少なからずこの街で俺以外のネクロマンサーを知らない。


「便利そうですけど、地味な上に陰気じゃないですか?」


酷いことを言っているが多分プーチに悪気はない。

仮にあったとしても大恩ある身ゆえ甘んじて受け入れる。

それはそれとして傷つくのは仕方がない。


「あっごめんなさい、ミマサカさん、そういう意味じゃないんです!」


プーチが慌ててフォローするが、どういう意味ではないのだろうか。

そういう意味であるから、そう言ったのではないか。


「だ、大丈夫です、自覚あります」


俺もフォローするが、フォローにならない。


「代行、そういうところですよ」


セラさんは冷めた目で俺を見ている。俺が彼女に何をしたというのか。

俺はもう何も言わないことにした。

心の痛みは神殿では治療できない。


俺はサンバガクの結界の中で生まれるゾンビパウダーをじっと見て心の平静を保っていた。

それにしても彼女らは何時までたっても姦しい。

プーチは最早自分の家のようにお茶を入れるし。

見舞いのお菓子が全部食べられてしまっている。
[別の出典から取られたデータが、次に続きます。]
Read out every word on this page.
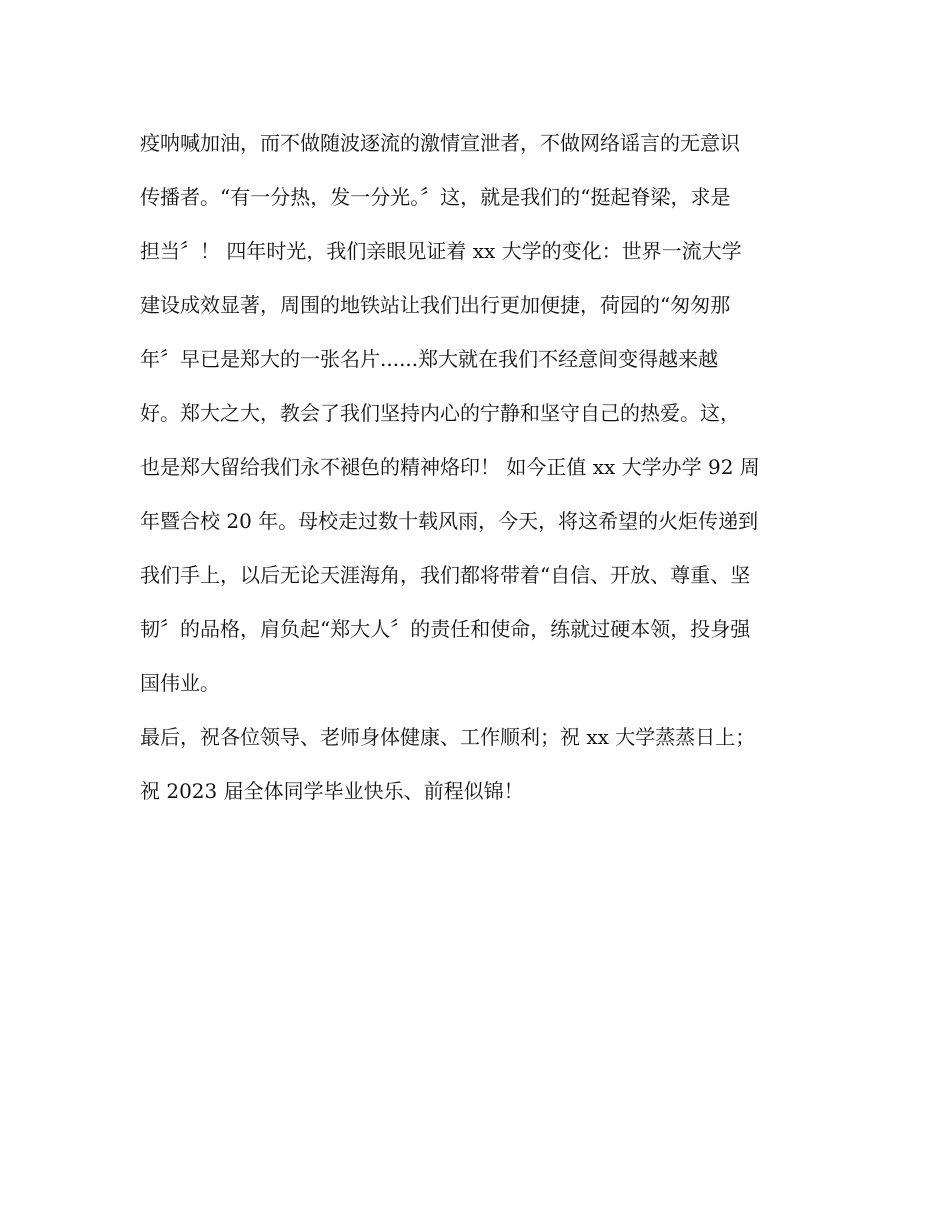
疫呐喊加油，而不做随波逐流的激情宣泄者，不做网络谣言的无意识
传播者。“有一分热，发一分光。〞这，就是我们的“挺起脊梁，求是
担当〞！ 四年时光，我们亲眼见证着 xx 大学的变化：世界一流大学
建设成效显著，周围的地铁站让我们出行更加便捷，荷园的“匆匆那
年〞早已是郑大的一张名片......郑大就在我们不经意间变得越来越
好。郑大之大，教会了我们坚持内心的宁静和坚守自己的热爱。这，
也是郑大留给我们永不褪色的精神烙印！ 如今正值 xx 大学办学 92 周
年暨合校 20 年。母校走过数十载风雨，今天，将这希望的火炬传递到
我们手上，以后无论天涯海角，我们都将带着“自信、开放、尊重、坚
韧〞的品格，肩负起“郑大人〞的责任和使命，练就过硬本领，投身强
国伟业。
最后，祝各位领导、老师身体健康、工作顺利；祝 xx 大学蒸蒸日上；
祝 2023 届全体同学毕业快乐、前程似锦！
それでいいのか?


「あ、こんな時間ですね」


「ミマサカ!見舞いに行くよ」


たっぷり小一時間は喋っていただろう。

エリザベート婆がそう言うとセラさんもプーチもチャチャっと食器とテーブルを片付けた。

この連携の巧みさはどこから来るのだろうか。


その間にエリザベート婆が近づいてきて小声で言った。


「たりんのかい?」


「え、と」


「お足だよ。無理だったら言いな。貸してやる。貸しだよ。」


そう言うと俺に背を向けた。

エリザベート婆は相当に優しい。

俺に目をつけたのも能力だけでなく、どうしようもないやつを放っておけなかったのではないかと思う。


「た だ い ま !」


玄関を右手で開けて入ってきたのは、リリエだった。

俺を含め全員混乱していたが、俺は辛うじて「おかえり」と言った。